Spanningsval (VD) treedt op wanneer de spanning aan het einde van een kabelbaan lager is dan aan het begin. Elke lengte of grootte van draden heeft enige weerstand, en door stroom door deze dc-weerstand te laten lopen, zal de spanning dalen. Naarmate de lengte van de kabel toeneemt, neemt ook de weerstand en reactantie proportioneel toe. Daarom is VD vooral een probleem bij lange kabelbanen, bijvoorbeeld in grotere gebouwen of op grotere terreinen zoals boerderijen. Deze techniek wordt vaak gebruikt bij het correct afmeten van geleiders in elke enkele fase, lijn naar lijn elektrische schakeling. Dit kan worden gemeten met een spanningsvalcalculator.
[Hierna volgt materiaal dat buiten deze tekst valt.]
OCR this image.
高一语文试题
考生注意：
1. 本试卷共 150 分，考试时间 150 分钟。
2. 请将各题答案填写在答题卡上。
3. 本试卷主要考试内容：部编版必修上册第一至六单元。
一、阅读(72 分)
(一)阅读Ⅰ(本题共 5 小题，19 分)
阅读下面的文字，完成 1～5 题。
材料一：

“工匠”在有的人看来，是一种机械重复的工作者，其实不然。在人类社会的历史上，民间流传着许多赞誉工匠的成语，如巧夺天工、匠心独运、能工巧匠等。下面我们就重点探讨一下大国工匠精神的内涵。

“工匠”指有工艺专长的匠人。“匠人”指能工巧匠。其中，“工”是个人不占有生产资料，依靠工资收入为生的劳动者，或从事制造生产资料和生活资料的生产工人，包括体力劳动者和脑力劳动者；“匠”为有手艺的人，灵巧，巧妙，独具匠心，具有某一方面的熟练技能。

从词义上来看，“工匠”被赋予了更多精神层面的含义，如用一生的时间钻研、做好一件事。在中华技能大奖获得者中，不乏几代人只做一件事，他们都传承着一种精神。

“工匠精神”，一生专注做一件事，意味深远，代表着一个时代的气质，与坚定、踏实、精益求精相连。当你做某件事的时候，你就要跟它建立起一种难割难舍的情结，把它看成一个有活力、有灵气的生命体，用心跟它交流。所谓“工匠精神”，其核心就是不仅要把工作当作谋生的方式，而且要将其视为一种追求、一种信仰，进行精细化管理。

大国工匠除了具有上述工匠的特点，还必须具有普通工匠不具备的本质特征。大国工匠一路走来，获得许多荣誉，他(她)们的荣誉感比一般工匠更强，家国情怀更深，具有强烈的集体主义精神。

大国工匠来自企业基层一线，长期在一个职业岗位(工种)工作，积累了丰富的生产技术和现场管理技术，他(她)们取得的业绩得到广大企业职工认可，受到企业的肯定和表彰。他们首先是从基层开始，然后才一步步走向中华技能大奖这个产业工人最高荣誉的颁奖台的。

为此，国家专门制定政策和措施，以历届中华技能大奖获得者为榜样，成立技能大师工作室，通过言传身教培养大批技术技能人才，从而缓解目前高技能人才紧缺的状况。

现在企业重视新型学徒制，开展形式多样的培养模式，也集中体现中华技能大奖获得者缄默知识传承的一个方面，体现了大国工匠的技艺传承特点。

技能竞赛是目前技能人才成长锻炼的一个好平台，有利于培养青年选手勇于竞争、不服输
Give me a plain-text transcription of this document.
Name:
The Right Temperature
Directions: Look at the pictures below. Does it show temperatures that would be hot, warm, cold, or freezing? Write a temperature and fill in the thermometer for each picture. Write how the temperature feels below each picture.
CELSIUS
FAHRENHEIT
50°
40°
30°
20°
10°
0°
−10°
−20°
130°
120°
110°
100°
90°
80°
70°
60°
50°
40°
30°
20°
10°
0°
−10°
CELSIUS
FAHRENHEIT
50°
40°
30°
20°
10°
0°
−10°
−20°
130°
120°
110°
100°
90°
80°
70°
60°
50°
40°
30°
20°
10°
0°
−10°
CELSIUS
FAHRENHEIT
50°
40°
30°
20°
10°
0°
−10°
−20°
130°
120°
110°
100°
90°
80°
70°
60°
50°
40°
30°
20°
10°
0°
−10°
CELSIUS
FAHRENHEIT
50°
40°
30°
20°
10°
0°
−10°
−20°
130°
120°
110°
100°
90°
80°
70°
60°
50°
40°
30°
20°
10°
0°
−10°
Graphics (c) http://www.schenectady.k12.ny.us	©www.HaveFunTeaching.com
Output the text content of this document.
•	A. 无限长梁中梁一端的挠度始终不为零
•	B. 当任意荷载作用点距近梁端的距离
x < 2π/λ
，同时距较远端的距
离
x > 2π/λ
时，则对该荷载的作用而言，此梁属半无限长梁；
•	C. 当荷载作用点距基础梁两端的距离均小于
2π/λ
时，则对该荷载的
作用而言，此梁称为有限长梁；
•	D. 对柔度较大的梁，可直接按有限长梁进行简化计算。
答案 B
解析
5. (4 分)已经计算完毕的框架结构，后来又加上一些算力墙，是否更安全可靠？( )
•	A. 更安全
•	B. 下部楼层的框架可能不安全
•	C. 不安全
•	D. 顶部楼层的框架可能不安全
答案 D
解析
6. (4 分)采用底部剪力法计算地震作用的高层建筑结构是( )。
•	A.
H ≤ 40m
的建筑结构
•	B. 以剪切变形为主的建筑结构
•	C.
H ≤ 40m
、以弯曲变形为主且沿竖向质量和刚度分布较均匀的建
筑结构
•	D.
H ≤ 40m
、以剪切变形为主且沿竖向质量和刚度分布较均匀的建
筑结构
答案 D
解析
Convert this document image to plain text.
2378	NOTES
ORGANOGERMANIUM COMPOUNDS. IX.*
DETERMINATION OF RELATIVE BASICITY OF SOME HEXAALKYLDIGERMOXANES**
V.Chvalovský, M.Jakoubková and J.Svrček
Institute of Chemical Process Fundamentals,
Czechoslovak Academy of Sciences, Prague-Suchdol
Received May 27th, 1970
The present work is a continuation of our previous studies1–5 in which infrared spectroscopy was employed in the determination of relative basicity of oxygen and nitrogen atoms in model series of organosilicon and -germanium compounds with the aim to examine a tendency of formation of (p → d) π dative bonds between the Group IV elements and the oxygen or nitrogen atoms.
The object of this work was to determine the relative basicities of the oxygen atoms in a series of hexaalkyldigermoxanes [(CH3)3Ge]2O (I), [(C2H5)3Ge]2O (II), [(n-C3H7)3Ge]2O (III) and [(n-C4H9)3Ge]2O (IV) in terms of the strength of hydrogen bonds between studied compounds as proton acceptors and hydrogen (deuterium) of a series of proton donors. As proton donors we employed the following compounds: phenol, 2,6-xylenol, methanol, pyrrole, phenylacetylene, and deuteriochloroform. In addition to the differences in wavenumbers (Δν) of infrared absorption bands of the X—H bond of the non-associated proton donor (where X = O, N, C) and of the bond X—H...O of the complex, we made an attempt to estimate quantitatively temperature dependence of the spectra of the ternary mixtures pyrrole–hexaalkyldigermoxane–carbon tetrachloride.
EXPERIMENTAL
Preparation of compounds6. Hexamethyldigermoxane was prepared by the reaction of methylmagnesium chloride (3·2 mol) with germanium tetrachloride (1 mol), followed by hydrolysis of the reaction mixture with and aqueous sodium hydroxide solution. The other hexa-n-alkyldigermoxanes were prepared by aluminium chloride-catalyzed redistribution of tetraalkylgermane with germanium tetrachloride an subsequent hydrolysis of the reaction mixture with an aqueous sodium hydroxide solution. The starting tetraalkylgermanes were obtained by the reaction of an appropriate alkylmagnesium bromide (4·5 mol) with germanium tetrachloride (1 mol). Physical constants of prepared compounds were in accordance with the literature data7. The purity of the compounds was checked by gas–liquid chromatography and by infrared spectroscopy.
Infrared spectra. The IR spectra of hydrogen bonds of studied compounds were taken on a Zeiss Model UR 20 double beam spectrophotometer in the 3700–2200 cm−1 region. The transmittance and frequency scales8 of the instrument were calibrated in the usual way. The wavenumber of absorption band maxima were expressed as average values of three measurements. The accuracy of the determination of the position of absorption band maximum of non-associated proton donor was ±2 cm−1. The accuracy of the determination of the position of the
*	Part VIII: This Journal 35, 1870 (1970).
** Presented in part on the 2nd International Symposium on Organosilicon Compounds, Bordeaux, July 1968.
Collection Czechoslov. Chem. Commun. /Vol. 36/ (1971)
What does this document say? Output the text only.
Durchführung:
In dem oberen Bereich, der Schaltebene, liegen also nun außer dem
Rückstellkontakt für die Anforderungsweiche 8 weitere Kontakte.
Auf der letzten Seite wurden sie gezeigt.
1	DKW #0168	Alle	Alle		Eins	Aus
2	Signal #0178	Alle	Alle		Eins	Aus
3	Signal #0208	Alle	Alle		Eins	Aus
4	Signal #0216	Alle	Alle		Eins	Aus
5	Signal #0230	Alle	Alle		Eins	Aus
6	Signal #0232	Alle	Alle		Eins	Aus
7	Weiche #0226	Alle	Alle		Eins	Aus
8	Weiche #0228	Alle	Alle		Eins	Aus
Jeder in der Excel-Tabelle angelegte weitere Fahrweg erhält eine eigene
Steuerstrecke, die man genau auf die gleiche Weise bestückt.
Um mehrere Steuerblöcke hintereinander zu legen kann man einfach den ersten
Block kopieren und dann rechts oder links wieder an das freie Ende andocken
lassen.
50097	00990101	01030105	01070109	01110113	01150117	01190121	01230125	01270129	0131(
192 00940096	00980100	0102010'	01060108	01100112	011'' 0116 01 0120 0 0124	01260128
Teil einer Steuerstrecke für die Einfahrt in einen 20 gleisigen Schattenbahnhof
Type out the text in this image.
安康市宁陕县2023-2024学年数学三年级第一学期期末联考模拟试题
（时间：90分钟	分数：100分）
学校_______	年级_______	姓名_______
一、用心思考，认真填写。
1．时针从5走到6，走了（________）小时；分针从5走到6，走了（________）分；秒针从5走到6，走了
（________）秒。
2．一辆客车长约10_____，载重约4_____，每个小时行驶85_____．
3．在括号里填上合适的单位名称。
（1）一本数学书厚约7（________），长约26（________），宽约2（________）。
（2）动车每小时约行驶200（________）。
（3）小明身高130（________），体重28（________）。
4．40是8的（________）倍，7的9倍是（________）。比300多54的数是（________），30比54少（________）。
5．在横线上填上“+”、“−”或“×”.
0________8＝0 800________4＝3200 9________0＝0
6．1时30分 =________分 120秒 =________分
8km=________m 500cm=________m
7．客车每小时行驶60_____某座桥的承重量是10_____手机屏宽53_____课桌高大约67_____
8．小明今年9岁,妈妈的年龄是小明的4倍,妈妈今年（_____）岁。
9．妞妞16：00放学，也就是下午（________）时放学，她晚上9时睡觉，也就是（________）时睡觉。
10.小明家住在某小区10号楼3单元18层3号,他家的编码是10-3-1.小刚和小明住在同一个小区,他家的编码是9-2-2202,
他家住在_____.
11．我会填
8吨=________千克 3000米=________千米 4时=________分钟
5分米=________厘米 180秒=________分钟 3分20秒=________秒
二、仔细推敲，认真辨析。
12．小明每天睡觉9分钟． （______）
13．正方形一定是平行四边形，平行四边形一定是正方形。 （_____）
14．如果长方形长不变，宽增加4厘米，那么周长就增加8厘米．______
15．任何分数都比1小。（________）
Elektrische kabels die stroom vervoeren hebben altijd inherente weerstand, of impedantie, tegen de stroomstroom. VD wordt gemeten als het bedrag van spanningverlies dat optreedt over geheel of een deel van een schakeling wegens wat bekend staat als kabel "impedantie" in volt.
Te veel VD in een kabeldoorsnede kan zorgen voor flikkerende of slecht brandende lampen, slecht verwarmende verwarmingsapparaten en motoren die heter lopen dan normaal en uitbranden. Deze situatie zorgt ervoor dat de belasting harder moet werken met minder spanning die de stroom duwt.
Hoe wordt dit opgelost?
Om de VD in een schakeling te verlagen, moet je de grootte (doorsnede) van je geleiders vergroten - dit wordt gedaan om de totale weerstand van de kabellengte te verlagen. Zeker, grotere koper- of aluminiumkabelmaten verhogen de kosten, dus het is belangrijk om de VD te berekenen en de optimale spanningssnoermaat te vinden die de VD tot veilige niveaus verlaagt terwijl het kosteneffectief blijft.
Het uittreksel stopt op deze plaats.